Czy Van Dyck ją w Genuy za swym pierwszym pobytem już poznał, jak to twierdzi ostatni biograf Sofonisby Anguissoli, p. Fournier-Sarloveze, nie wiadomo. Prawdopodobnie jednak nie, gdyż fakt ten artysta zapisuje w swej księdze szkiców dopiero dnia 12 lipca r. 1621 w Palermo, objaśniając wyrysowany tamże portret niezmiernie zajmujący 96-letniej staruszki, utwór w całym tym zbiorze najwięcej wykończony i prawdziwie con amore traktowany. Notatka ta Van Dycka brzmi jak następuje: Ritratto della Sigra. Sofonisma (sic!) pittricia fatto dal vivo in Palermo l’anno 1624 le 12 di Julio. L’eta di essa 96 havendo ancora la memoria e Ventenderle prontissimo, cortesissima et si bane, por la veccesa lai mancara la vista hebbe con tutto do gusto da mettere gli quadri avanti ad essa e con gran stento mettendo il naso sopra il quadro venesse a discernare qualche poco et piglio gran piacere ancora in quel modo; faciendo il ritratto di ella me diede diversi advertim enti non devendo pigliar il lume troppo alto accio che le ombre nelle ruge della veccieza non duentassiro troppo grande, et molti altri buoni discorsi come ancora conto parte della vita da ella, per la quael si conobbi essera pittora, da natura et miracolosa et la pena magiore che hebbe era per mancamento di vista non poter pin dipingere, la mano era ancor firma senza tremore nessuno. Rysunek ów w księdze szkiców jest tedy niezawodnie pierwszym rzutem do malowanego portretu, stara Sofonisba bowiem z pewnością o sobie samej jeszcze wtedy z kokieteryą pewną myślała, gdy radziła malarzowi, by zmarszczek jej nadto nie uwydatniał światłem ze zbyt wysoka puszczanem. Utwór ten zaginął niestety i znany jest jedynie z ryciny Williama Baillie, a gdy jego brak, warto by chociaż co prędzej rysunek Van Dycka publikować, by obok słusznie cenionych kilku wybornych portretów własnych Sofonisby, ten ostatni, ręką młodego a w portrety współczesnego jej Tycyana zapatrzonego właśnie malarza wykonany, tamten tak bardzo zajmujący szereg zamknął.

W samym końcu r. 1624 Van Dyck nagle opuścił Palermo, uchodząc szybko przed dżumą, która tam grasować poczęła, a na którą młody, bo ledwo 36 lat liczący, wicekról także umarł. Powrócił do Genuy.
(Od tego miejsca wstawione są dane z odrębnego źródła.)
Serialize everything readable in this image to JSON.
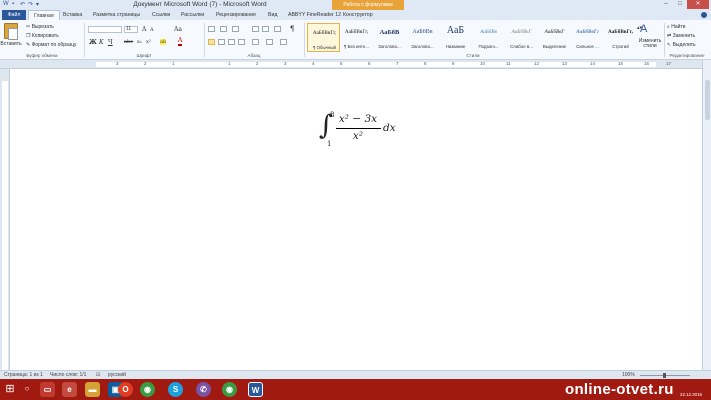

Czy sędziwa Sofonisba wraz z nim wróciła wtedy do rodziny męża, z którą Van Dyck zapewne za jej pośrednictwem się poznał — nie wiadomo. Biograf jej notuje, że umarła w r. 1625 w Genuy, ale nie wiedział on co prawda całkiem o tym ostatnim jej pobycie w Palermo i o bliższej znajomości z Van Dyckiem tam zawartej, co dopiero antwerpska wystawa po raz pierwszy oddaną uczonym do zbadania księgą szkiców księcia Devonshire rozjaśniła, stwierdzając raz jeszcze niezwykłą i w tym szczególe wartość tego zbioru rysunków, która też niechaj wytłómaczy, że i ja tutaj zbyt długo nad nią się rozwiodłem, chcąc położyć słuszny nacisk na ten dotąd prawie nieznany a tak ważny dla włoskiego okresu twórczości Van Dycka zbiór dokumentów.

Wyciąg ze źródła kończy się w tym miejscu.